Gastrite e úlcera podem causar dor ou queimação na parte alta do abdômen, náuseas, estômago cheio e piora após alguns alimentos, mas não são a mesma condição. A gastrite é uma inflamação da mucosa do estômago, enquanto a úlcera é uma ferida mais profunda que pode atingir o estômago ou o duodeno e, em alguns casos, sangrar. Como os sintomas se confundem, observar quando a dor aparece, se melhora ou piora com a comida e se há sinais de sangramento ajuda a buscar atendimento antes que o quadro se complique.
Qual é a diferença entre gastrite e úlcera?
A gastrite acontece quando a camada interna do estômago fica inflamada ou irritada. Ela pode ser causada por infecção por Helicobacter pylori, uso frequente de anti-inflamatórios, álcool, refluxo biliar, estresse físico intenso ou outros fatores que reduzem a proteção natural da mucosa.
A úlcera, por sua vez, é uma lesão aberta nessa mucosa. Quando ocorre no estômago, é chamada de úlcera gástrica; quando aparece no duodeno, é chamada de úlcera duodenal. Em geral, a úlcera péptica exige atenção maior porque pode provocar sangramento, perfuração ou estreitamento da passagem dos alimentos.
Quando a dor aparece ajuda a diferenciar?
Sim, o momento da dor pode dar pistas, embora não feche o diagnóstico sozinho. Na gastrite, o desconforto costuma aparecer logo após comer, especialmente depois de café, álcool, frituras, alimentos muito ácidos ou refeições volumosas. Também pode haver enjoo, arrotos, estômago pesado e sensação de má digestão.

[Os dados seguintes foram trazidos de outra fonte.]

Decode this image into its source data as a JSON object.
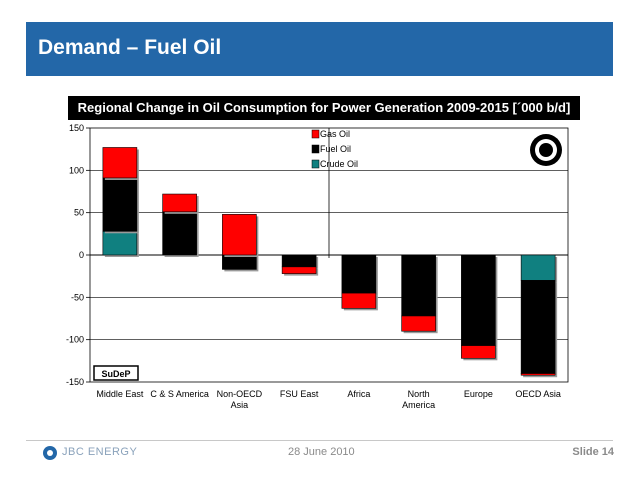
{
  "slide": {
    "title": "Demand – Fuel Oil",
    "date": "28 June 2010",
    "slide_number": "Slide 14",
    "company": "JBC ENERGY",
    "stamp_text": "SuDeP"
  },
  "colors": {
    "title_bar": "#2367a8",
    "gas_oil": "#ff0000",
    "fuel_oil": "#000000",
    "crude_oil": "#108080"
  },
  "chart_data": {
    "type": "bar",
    "stacked": true,
    "title": "Regional Change in Oil Consumption for Power Generation 2009-2015 [´000 b/d]",
    "categories": [
      "Middle East",
      "C & S America",
      "Non-OECD Asia",
      "FSU East",
      "Africa",
      "North America",
      "Europe",
      "OECD Asia"
    ],
    "category_lines": [
      [
        "Middle East"
      ],
      [
        "C & S America"
      ],
      [
        "Non-OECD",
        "Asia"
      ],
      [
        "FSU East"
      ],
      [
        "Africa"
      ],
      [
        "North",
        "America"
      ],
      [
        "Europe"
      ],
      [
        "OECD Asia"
      ]
    ],
    "series": [
      {
        "name": "Crude Oil",
        "color": "#108080",
        "values": [
          28,
          0,
          0,
          0,
          0,
          0,
          0,
          -30
        ]
      },
      {
        "name": "Fuel Oil",
        "color": "#000000",
        "values": [
          63,
          51,
          -17,
          -14,
          -45,
          -72,
          -107,
          -110
        ]
      },
      {
        "name": "Gas Oil",
        "color": "#ff0000",
        "values": [
          36,
          21,
          48,
          -8,
          -18,
          -18,
          -15,
          -2
        ]
      }
    ],
    "legend_order": [
      "Gas Oil",
      "Fuel Oil",
      "Crude Oil"
    ],
    "legend_position": "top-center",
    "ylim": [
      -150,
      150
    ],
    "yticks": [
      150,
      100,
      50,
      0,
      -50,
      -100,
      -150
    ],
    "grid": true
  }
}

Na úlcera duodenal, a dor pode surgir em jejum, durante a madrugada ou algumas horas após a refeição, melhorando temporariamente ao comer. Já na úlcera gástrica, algumas pessoas sentem piora pouco tempo depois de se alimentar. Essa diferença é útil, mas apenas a avaliação médica e exames conseguem confirmar a causa.

Quais sinais indicam possível sangramento ou gravidade?
Alguns sintomas não devem ser atribuídos apenas à acidez ou à má digestão, pois podem indicar complicação:
- Fezes pretas e com cheiro muito forte: podem indicar sangue digerido no trato gastrointestinal alto.
- Vômito com sangue ou aspecto de borra de café: é sinal de alerta e precisa de atendimento imediato.
- Fraqueza, palidez e tontura: podem ocorrer quando há perda de sangue ou anemia.
- Dor forte e súbita no abdômen: pode indicar complicação aguda, principalmente se vier com rigidez abdominal.
- Perda de peso sem explicação: merece investigação, especialmente quando associada à falta de apetite.
- Dificuldade para engolir ou vômitos persistentes: são sinais de alarme e não devem ser ignorados.
O que um estudo mostra sobre endoscopia e dispepsia?
Segundo a ACG and CAG Clinical Guideline: Management of Dyspepsia, diretriz clínica revisada por pares publicada no American Journal of Gastroenterology, pacientes com 60 anos ou mais que apresentam dispepsia devem ser investigados com endoscopia digestiva alta para excluir doenças orgânicas. A diretriz também recomenda teste não invasivo para H. pylori em adultos mais jovens sem sinais de alto risco.
Na prática, isso reforça que sintomas parecidos podem ter causas diferentes. A endoscopia digestiva alta permite observar o esôfago, o estômago e o duodeno, identificar inflamações, úlceras, sangramentos e, quando necessário, coletar biópsias para pesquisar H. pylori ou alterações da mucosa.

Como evitar atraso no tratamento?
O primeiro passo é não mascarar sintomas persistentes com antiácidos por semanas sem avaliação. Medicamentos que reduzem a acidez podem aliviar a queimação, mas não tratam todas as causas e podem atrasar o diagnóstico quando há úlcera, sangramento oculto, infecção por H. pylori ou outra condição gastrointestinal.
O gastroenterologista pode indicar endoscopia, teste para H. pylori, hemograma para avaliar anemia e revisão de medicamentos, especialmente anti-inflamatórios como ibuprofeno, diclofenaco e naproxeno. O tratamento pode envolver protetores gástricos, antibióticos quando há bactéria, suspensão de irritantes e ajustes alimentares individualizados.
Este conteúdo é apenas informativo e não substitui avaliação médica. Dor no estômago persistente, piora progressiva, vômitos, fezes escuras, perda de peso, anemia, dificuldade para engolir ou suspeita de gastrite ou úlcera devem ser avaliados por um médico, preferencialmente gastroenterologista.